I’ve written twice before this year (HERE and HERE) to comment on the progress through the federal court system of two ObamaCare cases. The two are among the many filed that are predicated on the contention that ObamaCare subsidies cannot be legally paid when the health care coverage is purchased via a federal exchange (i.e., through the Healthcare.gov online portal) by a resident of a state that did not establish a state exchange. North Carolina, of course, is one such state.
The first post noted the ruling in July of a 3-judge panel at the D.C. Circuit Court of Appeals in a case named Halbig versus Burwell. The panel ruled, via a 2/1 majority, that such subsidies were illegal under the Patient Protection & Affordable Care Act (PPACA, or ObamaCare).
The second post was about a similar ruling, this one from a District Court in eastern Oklahoma in a case known as Oklahoma versus Burwell.
In the D.C. Circuit case, Halbig versus Burwell, the defendants (the Obama administration’s DHHS head Sylvia Burwell or her successor) had asked that the full court review the case, and their request had been granted. Since the Obama administration has succeeded in recent years, with Senator Harry Reid’s help, in appointing several new liberal justices to the D.C. Circuit Court, this move was expected to eventually result in a victory for ObamaCare by way of an “en banc” reversal of the 3-judge panel’s ruling.
Now comes word in an announcement Friday that the Supreme Court has agreed to review King versus Burwell, another such case arising out of Virginia. In this case, a 3-judge panel of the Fourth Circuit Court of Appeals, sitting in Richmond, reached the conclusion that the residents of all fifty states were eligible for the federal subsidies, regardless of whether their state had created an exchange.
Since the lower federal courts are now split, the Supreme Court must resolve the basic issue.

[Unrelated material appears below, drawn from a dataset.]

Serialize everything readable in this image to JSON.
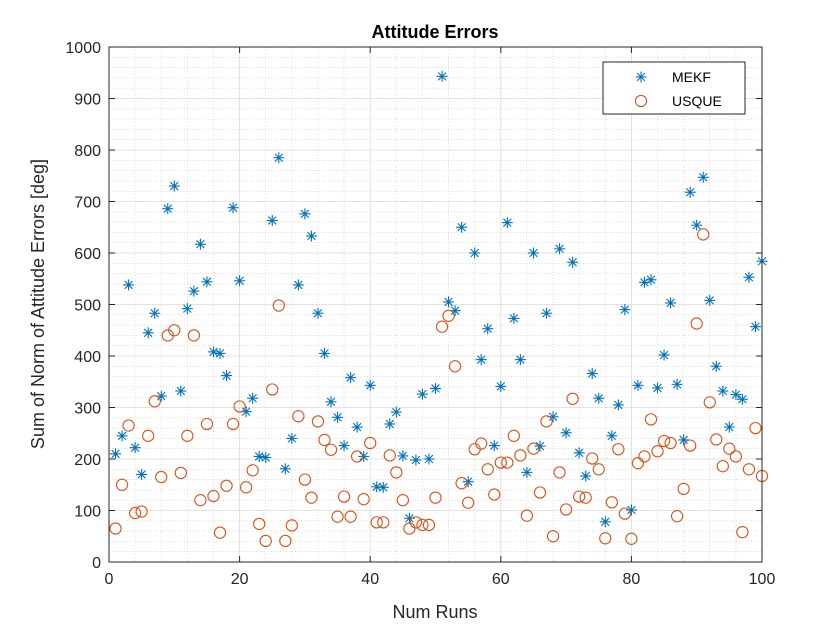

We do not know which justices voted in favor of taking on the case, but it takes a minimum of four Supreme Court justices to grant certiorari, and it is something of a truism among court watchers that SCOTUS does not usually take on a case for the purpose of affirming a lower court ruling. In addition, Justice Kennedy, the justice who is usually characterized as the Court’s current “swing vote”, was one of the four dissenters in NFIB versus Sebelius, the 2012 case in which Chief Justice John Roberts presided over a 5/4 majority to uphold the ObamaCare individual mandate.
There is, therefore, some basis for taking the optimistic view that there is substantial sentiment on the court for a view of the subsidies issue that is not in accord with that of the Obama administration’s Justice Department.